Find Peak Element II

Question

There is an integer matrix which has the following features:

The numbers in adjacent positions are different. The matrix has n rows and m columns.

For all i < m, A[0][i] < A[1][i] && A[n - 2][i] > A[n - 1][i].
For all j < n, A[j][0] < A[j][1] && A[j][m - 2] > A[j][m - 1].

We define a position P is a peek if:

A[j][i] > A[j+1][i] && A[j][i] > A[j-1][i] && A[j][i] > A[j][i+1] && A[j][i] > A[j][i-1]

Find a peak element in this matrix. Return the index of the peak.

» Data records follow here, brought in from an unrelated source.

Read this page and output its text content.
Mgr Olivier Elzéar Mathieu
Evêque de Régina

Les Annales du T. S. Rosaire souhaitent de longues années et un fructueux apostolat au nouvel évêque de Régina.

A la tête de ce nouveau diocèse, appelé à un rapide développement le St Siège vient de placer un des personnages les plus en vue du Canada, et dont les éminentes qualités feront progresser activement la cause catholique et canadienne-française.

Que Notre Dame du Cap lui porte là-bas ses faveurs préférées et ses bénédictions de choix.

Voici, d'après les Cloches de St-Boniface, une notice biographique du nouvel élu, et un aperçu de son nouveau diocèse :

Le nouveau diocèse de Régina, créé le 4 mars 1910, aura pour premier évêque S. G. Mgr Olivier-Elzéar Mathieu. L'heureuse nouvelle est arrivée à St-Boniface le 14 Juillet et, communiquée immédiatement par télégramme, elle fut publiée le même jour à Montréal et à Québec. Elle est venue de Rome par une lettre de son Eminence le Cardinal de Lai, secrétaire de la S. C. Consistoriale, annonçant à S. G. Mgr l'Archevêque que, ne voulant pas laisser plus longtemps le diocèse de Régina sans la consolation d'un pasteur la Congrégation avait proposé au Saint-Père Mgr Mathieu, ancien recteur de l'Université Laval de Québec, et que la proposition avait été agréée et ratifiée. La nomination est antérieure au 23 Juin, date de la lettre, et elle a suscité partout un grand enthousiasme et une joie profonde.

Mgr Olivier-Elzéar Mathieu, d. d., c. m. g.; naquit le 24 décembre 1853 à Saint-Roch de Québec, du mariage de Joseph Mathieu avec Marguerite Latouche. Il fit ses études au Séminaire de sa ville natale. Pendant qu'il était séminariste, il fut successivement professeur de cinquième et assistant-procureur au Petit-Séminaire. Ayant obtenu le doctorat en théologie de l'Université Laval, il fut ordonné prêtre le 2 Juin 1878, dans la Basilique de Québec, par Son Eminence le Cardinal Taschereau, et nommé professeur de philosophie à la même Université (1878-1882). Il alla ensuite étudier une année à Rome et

Have you met this question in a real interview? Yes Example Given a matrix:

[
  [1 ,2 ,3 ,6 ,5],
  [16,41,23,22,6],
  [15,17,24,21,7],
  [14,18,19,20,10],
  [13,14,11,10,9]
]

return index of 41 (which is [1,1]) or index of 24 (which is [2,2])

Thoughts

1. 从中间行，找到这一行的最大数
2. 如果上面数比它大，则上半部必然有一个Peak，对下面也是

二分法

Solution

class Solution:
    #@param A: An list of list integer 
    #@return: The index of position is a list of integer, for example [2,2]
    def findPeakII(self, A):
        # write your code here
        length = len(A)
        if length == 0:
            return 
        if length == 1:
            col = 0
            for idx, num in enumerate(A):
                if num > A[col]:
                    col = idx
            return [0, idx]

        low = 1
        high = length - 2
        while low <= high:
            mid = ( low + high ) / 2
            peakCol = self.findCol(A, mid)
            if (A[mid][peakCol] < A[mid-1][peakCol]):
                high = mid - 1
            elif (A[mid][peakCol] < A[mid+1][peakCol]):
                low = mid + 1
            else:
                return (mid, peakCol)




    def findCol(self, A, mid):
        col = 0
        for i in range(len(A[mid])):
            if A[mid][i] > A[mid][col]:
                col = i

        return col